Earth to sky unites four artists who strive for transformative experiences when making art, both for themselves while creating in the studio and for their viewing audience, who see and reflect on the fruits of their labors and vision. The beauty and chaos of the natural world around us serve as stepping stones for each artist, unlocking deeper states of mind and an openness to more infinite spatial and psychological realms than we are generally privy to in day-to-day life.
Leaning towards complete abstraction, Angela China employs a multitude of unconventional tools and means to conjure paintings that suggest land, water, and sky, while still remaining non-representational at their core. Heavy applications of oil paint and pigment are followed by rounds of removal and rebuilding until the right poetry stops China in her tracks, telling her the work is done.

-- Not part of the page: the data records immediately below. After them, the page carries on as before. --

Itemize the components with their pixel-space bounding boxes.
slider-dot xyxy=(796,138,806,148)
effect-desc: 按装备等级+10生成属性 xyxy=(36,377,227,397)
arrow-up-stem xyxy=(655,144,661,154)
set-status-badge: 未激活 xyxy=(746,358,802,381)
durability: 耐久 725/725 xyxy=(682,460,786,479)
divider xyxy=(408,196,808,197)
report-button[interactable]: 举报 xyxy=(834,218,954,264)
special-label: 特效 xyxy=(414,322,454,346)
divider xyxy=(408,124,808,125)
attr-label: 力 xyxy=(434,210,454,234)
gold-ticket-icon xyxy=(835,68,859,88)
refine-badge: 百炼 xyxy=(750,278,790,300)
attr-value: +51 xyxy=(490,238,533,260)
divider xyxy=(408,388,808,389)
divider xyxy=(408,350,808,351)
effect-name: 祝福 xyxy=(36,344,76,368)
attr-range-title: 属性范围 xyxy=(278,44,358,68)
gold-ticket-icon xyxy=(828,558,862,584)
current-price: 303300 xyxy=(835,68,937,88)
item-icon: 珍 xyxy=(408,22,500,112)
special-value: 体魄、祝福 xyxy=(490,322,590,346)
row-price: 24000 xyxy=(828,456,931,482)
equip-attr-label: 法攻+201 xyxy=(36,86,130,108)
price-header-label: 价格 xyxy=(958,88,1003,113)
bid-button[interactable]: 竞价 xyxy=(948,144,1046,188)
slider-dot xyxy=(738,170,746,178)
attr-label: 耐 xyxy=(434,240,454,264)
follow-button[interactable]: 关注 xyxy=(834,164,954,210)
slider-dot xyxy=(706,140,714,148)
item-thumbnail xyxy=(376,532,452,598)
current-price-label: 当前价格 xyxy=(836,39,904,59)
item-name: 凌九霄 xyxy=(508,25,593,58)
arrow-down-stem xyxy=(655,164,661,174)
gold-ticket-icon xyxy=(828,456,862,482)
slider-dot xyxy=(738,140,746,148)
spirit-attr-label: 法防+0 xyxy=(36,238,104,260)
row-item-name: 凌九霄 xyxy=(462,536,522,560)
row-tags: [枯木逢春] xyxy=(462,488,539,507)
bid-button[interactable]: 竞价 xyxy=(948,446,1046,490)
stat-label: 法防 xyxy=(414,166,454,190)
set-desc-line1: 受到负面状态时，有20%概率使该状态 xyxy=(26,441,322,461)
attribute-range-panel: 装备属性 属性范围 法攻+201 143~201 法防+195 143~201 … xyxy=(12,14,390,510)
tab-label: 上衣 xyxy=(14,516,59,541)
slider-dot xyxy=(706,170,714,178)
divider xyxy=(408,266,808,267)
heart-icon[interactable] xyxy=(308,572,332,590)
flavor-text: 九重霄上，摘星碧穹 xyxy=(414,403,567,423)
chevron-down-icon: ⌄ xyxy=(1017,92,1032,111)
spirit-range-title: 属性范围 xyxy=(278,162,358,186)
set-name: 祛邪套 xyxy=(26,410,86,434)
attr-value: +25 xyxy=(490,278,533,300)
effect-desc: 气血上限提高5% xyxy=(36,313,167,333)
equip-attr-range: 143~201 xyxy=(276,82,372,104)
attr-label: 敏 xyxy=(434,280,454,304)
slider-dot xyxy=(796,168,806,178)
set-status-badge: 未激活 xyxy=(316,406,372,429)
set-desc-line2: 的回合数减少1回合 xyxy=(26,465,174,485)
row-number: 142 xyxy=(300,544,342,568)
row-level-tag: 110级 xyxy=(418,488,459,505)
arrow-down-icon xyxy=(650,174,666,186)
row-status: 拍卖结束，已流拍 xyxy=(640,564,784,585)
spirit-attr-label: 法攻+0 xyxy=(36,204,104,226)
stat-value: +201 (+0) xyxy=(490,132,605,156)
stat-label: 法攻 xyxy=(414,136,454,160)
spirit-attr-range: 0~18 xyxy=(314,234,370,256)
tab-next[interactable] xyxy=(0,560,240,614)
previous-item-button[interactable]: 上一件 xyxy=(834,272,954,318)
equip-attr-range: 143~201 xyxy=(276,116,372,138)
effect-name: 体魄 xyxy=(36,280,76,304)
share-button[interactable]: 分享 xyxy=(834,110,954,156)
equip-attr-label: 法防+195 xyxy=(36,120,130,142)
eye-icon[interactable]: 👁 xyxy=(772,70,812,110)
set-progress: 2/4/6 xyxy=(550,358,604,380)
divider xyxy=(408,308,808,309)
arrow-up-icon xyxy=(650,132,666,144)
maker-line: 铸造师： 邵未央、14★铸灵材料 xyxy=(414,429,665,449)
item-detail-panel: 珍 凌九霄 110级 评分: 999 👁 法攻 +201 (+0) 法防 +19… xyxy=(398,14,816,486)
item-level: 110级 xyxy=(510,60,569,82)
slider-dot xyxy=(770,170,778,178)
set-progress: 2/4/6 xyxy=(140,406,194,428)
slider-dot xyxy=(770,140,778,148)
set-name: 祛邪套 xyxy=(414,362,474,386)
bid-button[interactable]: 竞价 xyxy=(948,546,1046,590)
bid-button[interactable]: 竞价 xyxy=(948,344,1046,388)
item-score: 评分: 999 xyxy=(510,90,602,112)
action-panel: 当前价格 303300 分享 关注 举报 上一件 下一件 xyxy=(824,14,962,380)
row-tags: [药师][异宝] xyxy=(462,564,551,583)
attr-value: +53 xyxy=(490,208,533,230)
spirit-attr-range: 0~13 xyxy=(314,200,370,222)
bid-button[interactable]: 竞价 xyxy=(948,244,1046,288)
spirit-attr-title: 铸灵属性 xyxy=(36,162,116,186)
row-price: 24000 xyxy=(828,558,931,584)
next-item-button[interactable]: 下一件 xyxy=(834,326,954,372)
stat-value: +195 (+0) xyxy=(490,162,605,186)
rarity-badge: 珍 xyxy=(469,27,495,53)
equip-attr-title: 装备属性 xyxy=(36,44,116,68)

A like mind, Yehong Mao attempts to harness the nebulous energy of the cosmos in paintings that meld this energy with more earthly delights like flowers and waterfalls. Her visionary language and sensibility acquiesce to moments of representation, making these interjections feel meaningful as they drift in and out of focus like fireflies or strange portals into another universe.
In rich cerulean blues and tints of white, Loren Erdrich portrays mythological humanlike forms and enchanted forests that have been softened and diffused, allowing them to form in the sky like apparitions. Figures hover and glow, some flying with cascading wings, and inverted silhouettes of trees and branches bring to mind X-rays of our waking life dissolved into a dream.
Rob Ober approaches the great unknown through painting. His figurative and narrative explorations seek to capture something ineffable while also channeling a healthy dose of humor and pathos. The artist’s recent shift to oil paint from acrylic has infused his scenes with a lush painterly touch and feel, informed equally by history and the hallucination of letting go fully in the studio.